China and the US say they are committed to working together and with other countries on tackling climate change.

It comes after several meetings between Chinese climate envoy Xie Zhenhua and his US counterpart John Kerry in Shanghai last week.

They both agreed on further specific actions to reduce emissions, a joint statement on Sunday confirmed.

US President Joe Biden is holding a virtual climate summit this week, which China says it is looking forward to.

However it is not yet known if Chinese President Xi Jinping will join the world leaders who have pledged to attend.

"The United States and China are committed to cooperating with each other and with other countries to tackle the climate crisis, which must be addressed with the seriousness and urgency that it demands," the statement said.

It added that both nations will continue to discuss "concrete actions in the 2020s to reduce emissions aimed at keeping the Paris Agreement-aligned temperature limit within reach".

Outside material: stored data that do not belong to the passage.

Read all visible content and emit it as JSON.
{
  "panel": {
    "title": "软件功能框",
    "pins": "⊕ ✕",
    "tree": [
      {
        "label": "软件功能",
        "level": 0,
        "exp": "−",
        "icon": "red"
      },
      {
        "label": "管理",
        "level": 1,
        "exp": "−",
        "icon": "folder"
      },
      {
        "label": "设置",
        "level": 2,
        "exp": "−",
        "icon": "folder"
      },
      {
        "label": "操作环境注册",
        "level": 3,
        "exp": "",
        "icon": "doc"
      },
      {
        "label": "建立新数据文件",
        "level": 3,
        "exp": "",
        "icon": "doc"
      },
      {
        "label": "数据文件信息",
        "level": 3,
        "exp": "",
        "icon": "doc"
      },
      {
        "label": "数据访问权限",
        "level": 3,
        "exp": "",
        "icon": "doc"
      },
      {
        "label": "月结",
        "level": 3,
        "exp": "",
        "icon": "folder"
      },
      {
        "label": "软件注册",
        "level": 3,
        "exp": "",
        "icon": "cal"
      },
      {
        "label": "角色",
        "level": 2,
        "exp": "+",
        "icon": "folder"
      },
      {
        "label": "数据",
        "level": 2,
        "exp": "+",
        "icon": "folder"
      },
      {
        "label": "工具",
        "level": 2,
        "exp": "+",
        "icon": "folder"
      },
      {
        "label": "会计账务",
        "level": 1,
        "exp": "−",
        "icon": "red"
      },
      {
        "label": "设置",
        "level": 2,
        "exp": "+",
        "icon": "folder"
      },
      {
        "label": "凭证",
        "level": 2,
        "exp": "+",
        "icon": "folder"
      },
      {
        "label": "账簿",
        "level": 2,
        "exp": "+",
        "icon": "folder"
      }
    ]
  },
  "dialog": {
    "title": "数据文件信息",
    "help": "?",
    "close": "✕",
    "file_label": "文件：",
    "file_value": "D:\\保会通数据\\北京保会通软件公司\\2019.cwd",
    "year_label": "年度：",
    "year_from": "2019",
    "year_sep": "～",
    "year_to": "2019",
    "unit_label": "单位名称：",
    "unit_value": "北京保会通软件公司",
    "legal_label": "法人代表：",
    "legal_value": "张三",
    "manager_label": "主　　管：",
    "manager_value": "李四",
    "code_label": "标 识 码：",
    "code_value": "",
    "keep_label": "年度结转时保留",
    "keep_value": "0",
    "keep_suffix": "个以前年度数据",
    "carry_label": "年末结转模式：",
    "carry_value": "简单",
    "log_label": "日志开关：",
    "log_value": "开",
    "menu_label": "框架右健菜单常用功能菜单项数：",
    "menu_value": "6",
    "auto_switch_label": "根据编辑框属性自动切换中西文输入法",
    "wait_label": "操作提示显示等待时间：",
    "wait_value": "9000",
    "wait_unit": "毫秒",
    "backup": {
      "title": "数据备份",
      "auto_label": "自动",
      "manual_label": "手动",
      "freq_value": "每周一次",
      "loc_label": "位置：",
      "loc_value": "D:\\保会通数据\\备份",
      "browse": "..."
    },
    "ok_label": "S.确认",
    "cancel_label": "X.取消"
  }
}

Both nations also agreed to help developing countries finance a switch to low-carbon energy.

Li Shuo, senior climate adviser for environmental group Greenpeace, described the statement as "positive".

"It sends a very unequivocal message that on this particular issue (China and the United States) will co-operate. Before the meetings in Shanghai this was not a message that we could assume, " Mr Li told Reuters news agency.

Mr Kerry's trip to China is the first high-level visit by a member of the Biden administration since the new US president took office. However US and Chinese officials met for talks in Alaska last month.

Ahead of his trip to Shanghai, Mr Kerry told CNN that China's co-operation was "absolutely critical" to battle the climate crisis.

"Yes, we have big disagreements with China on some key issues, absolutely. But climate has to stand alone," he said.

Climate scientists warn that global warming must not rise more than 2C above pre-industrial levels - in fact the aim should be well below this with an increasingly ambitious 1.5C goal, to avoid the worst of climate breakdown.

Central to the Paris Agreement are nationally determined contributions (NDCs). These are targets intended to cut emissions.

NDCs represent the commitments by each country - under the Paris pact - to reduce their own national emissions and adapt to the impacts of climate change.

According to the Climate Action Tracker, an independent scientific analysis that tracks government climate action, China's NDC rating is "highly insufficient" and "are not at all consistent with holding warming to below 2C".

China has pledged to peak its emissions by 2030, and achieve carbon neutrality by 2060 (that means cutting out all carbon emissions from fossil fuels but still allowing farm emissions of methane - another planet-heating gas).

However, China is currently running 1,058 coal plants - more than half the world's capacity.

The US, meanwhile, has the worst NDC rating of "critically insufficient" on the Climate Action Tracker.

The US was absent from climate negotiations during President Donald Trump's term of office and it is now being urged to cut emissions to between 57% and 63% below 2005 levels this decade.